Plantago wilt (Fusarium oxysporum) and downy mildew (Peronospora alta) are the major diseases of Isabgol. White grubs and aphids are the major insect pests.

The flower spikes turn reddish brown at ripening, the lower leaves dry and the upper leaves yellow. The crop is harvested in the morning after the dew is gone to minimize shattering and field losses. In India, mature plants are cut 15 cm above the ground and then bound, left for a few days to dry, threshed, and winnowed.

Harvested seed must be dried to below 12% moisture to allow for cleaning, milling, and storage. Seed stored for future crops has shown a significant loss in viability after 2 years in storage.

==Commercial history==
===Origin===
The brand called Sat-Isabgol first went on sale in 1937, 10 years before British rule ended in India, and has been consumed by Indians since.

===Metamucil===

Introduced in 1934 by G.D. Searle & Company, Metamucil was acquired by Procter & Gamble in 1985. The name is a combination of the Greek word for change (meta) and the class of fiber that it utilizes (mucilage). In its early years, Metamucil achieved sporadic drug-store distribution as a "behind the counter" product – sold in pharmacies but not on the shelf, so that the pharmacist might counsel the purchaser on correct usage. Since 1974, the brand was also marketed to consumers by print and TV advertising and became available in food outlets. Flavored versions were added in 1979.

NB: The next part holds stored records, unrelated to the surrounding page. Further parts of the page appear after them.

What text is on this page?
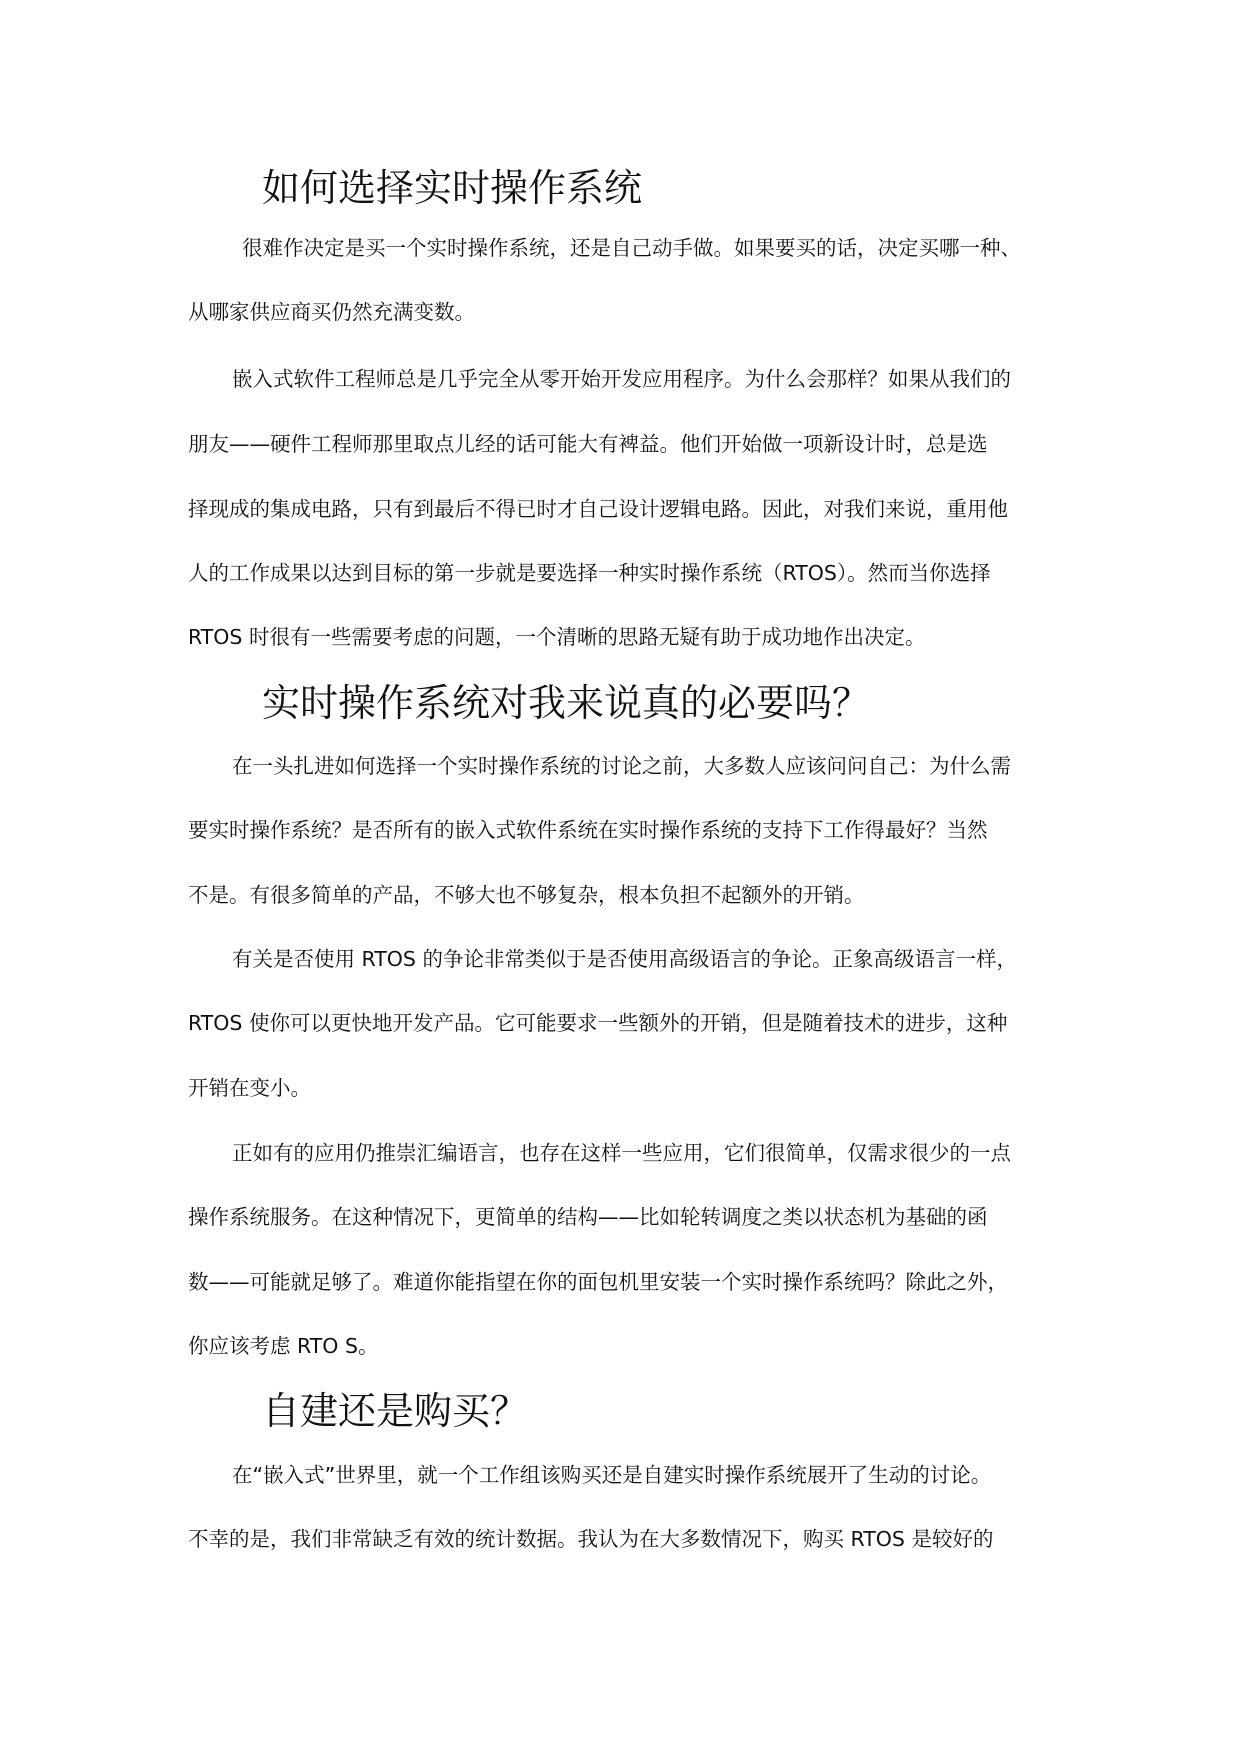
如何选择实时操作系统

很难作决定是买一个实时操作系统，还是自己动手做。如果要买的话，决定买哪一种、

从哪家供应商买仍然充满变数。

嵌入式软件工程师总是几乎完全从零开始开发应用程序。为什么会那样？如果从我们的

朋友——硬件工程师那里取点儿经的话可能大有裨益。他们开始做一项新设计时，总是选

择现成的集成电路，只有到最后不得已时才自己设计逻辑电路。因此，对我们来说，重用他

人的工作成果以达到目标的第一步就是要选择一种实时操作系统（RTOS）。然而当你选择

RTOS 时很有一些需要考虑的问题，一个清晰的思路无疑有助于成功地作出决定。

实时操作系统对我来说真的必要吗？

在一头扎进如何选择一个实时操作系统的讨论之前，大多数人应该问问自己：为什么需

要实时操作系统？是否所有的嵌入式软件系统在实时操作系统的支持下工作得最好？当然

不是。有很多简单的产品，不够大也不够复杂，根本负担不起额外的开销。

有关是否使用 RTOS 的争论非常类似于是否使用高级语言的争论。正象高级语言一样，

RTOS 使你可以更快地开发产品。它可能要求一些额外的开销，但是随着技术的进步，这种

开销在变小。

正如有的应用仍推崇汇编语言，也存在这样一些应用，它们很简单，仅需求很少的一点

操作系统服务。在这种情况下，更简单的结构——比如轮转调度之类以状态机为基础的函

数——可能就足够了。难道你能指望在你的面包机里安装一个实时操作系统吗？除此之外，

你应该考虑 RTO S。

自建还是购买？

在“嵌入式”世界里，就一个工作组该购买还是自建实时操作系统展开了生动的讨论。

不幸的是，我们非常缺乏有效的统计数据。我认为在大多数情况下，购买 RTOS 是较好的
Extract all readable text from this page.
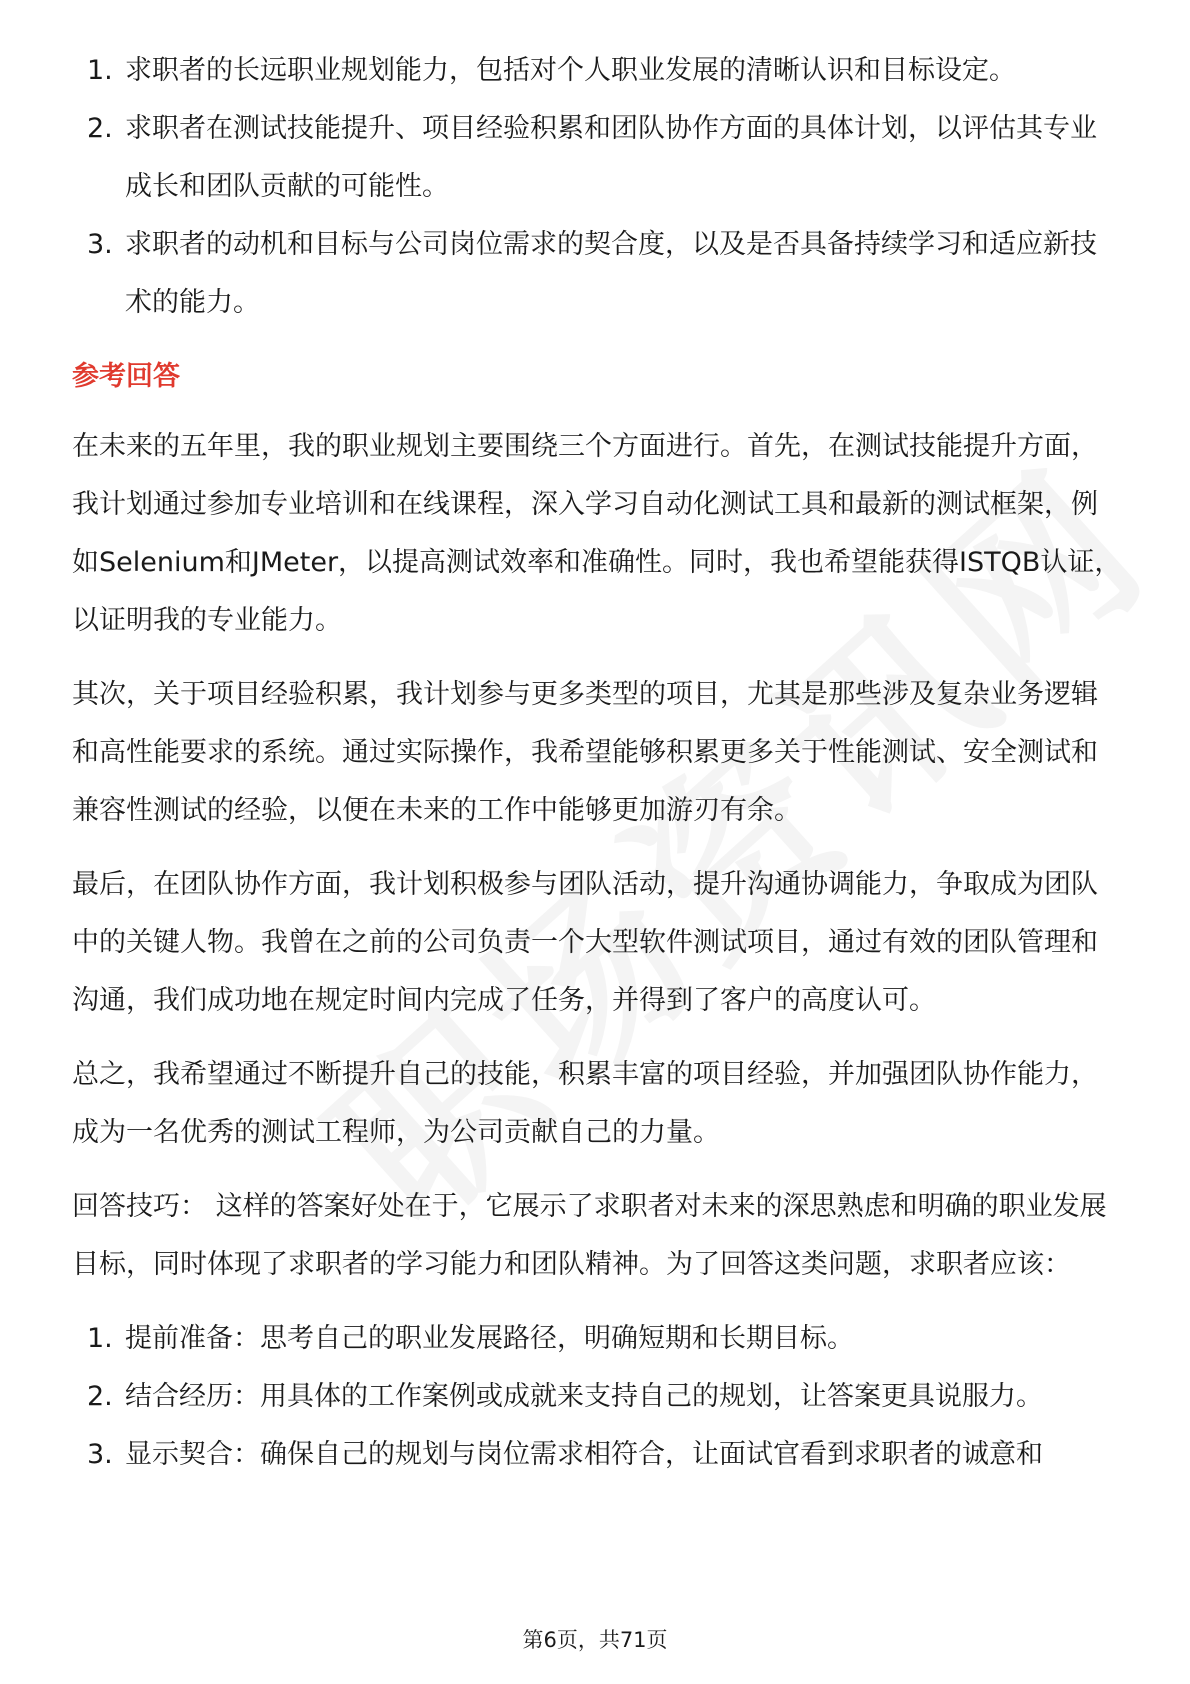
1. 求职者的长远职业规划能力，包括对个人职业发展的清晰认识和目标设定。
2. 求职者在测试技能提升、项目经验积累和团队协作方面的具体计划，以评估其专业成长和团队贡献的可能性。
3. 求职者的动机和目标与公司岗位需求的契合度，以及是否具备持续学习和适应新技术的能力。
参考回答

在未来的五年里，我的职业规划主要围绕三个方面进行。首先，在测试技能提升方面，我计划通过参加专业培训和在线课程，深入学习自动化测试工具和最新的测试框架，例如Selenium和JMeter，以提高测试效率和准确性。同时，我也希望能获得ISTQB认证，以证明我的专业能力。

其次，关于项目经验积累，我计划参与更多类型的项目，尤其是那些涉及复杂业务逻辑和高性能要求的系统。通过实际操作，我希望能够积累更多关于性能测试、安全测试和兼容性测试的经验，以便在未来的工作中能够更加游刃有余。

最后，在团队协作方面，我计划积极参与团队活动，提升沟通协调能力，争取成为团队中的关键人物。我曾在之前的公司负责一个大型软件测试项目，通过有效的团队管理和沟通，我们成功地在规定时间内完成了任务，并得到了客户的高度认可。

总之，我希望通过不断提升自己的技能，积累丰富的项目经验，并加强团队协作能力，成为一名优秀的测试工程师，为公司贡献自己的力量。

回答技巧： 这样的答案好处在于，它展示了求职者对未来的深思熟虑和明确的职业发展目标，同时体现了求职者的学习能力和团队精神。为了回答这类问题，求职者应该：

1. 提前准备：思考自己的职业发展路径，明确短期和长期目标。
2. 结合经历：用具体的工作案例或成就来支持自己的规划，让答案更具说服力。
3. 显示契合：确保自己的规划与岗位需求相符合，让面试官看到求职者的诚意和
第6页，共71页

The brand is sold as powdered drink mixes, capsules, gummies, and wafers in a variety of flavors. Metamucil contains psyllium seed husks as the active ingredient. It is manufactured in Phoenix, Arizona, by Procter & Gamble. When first marketed to consumers in 1974, Metamucil was marketed as a laxative. The advertising slogan at that time was "If not nature, then Metamucil". Procter & Gamble sought to make Metamucil a household name by advertising in magazines and on television, using the claim "All fiber is not created equal".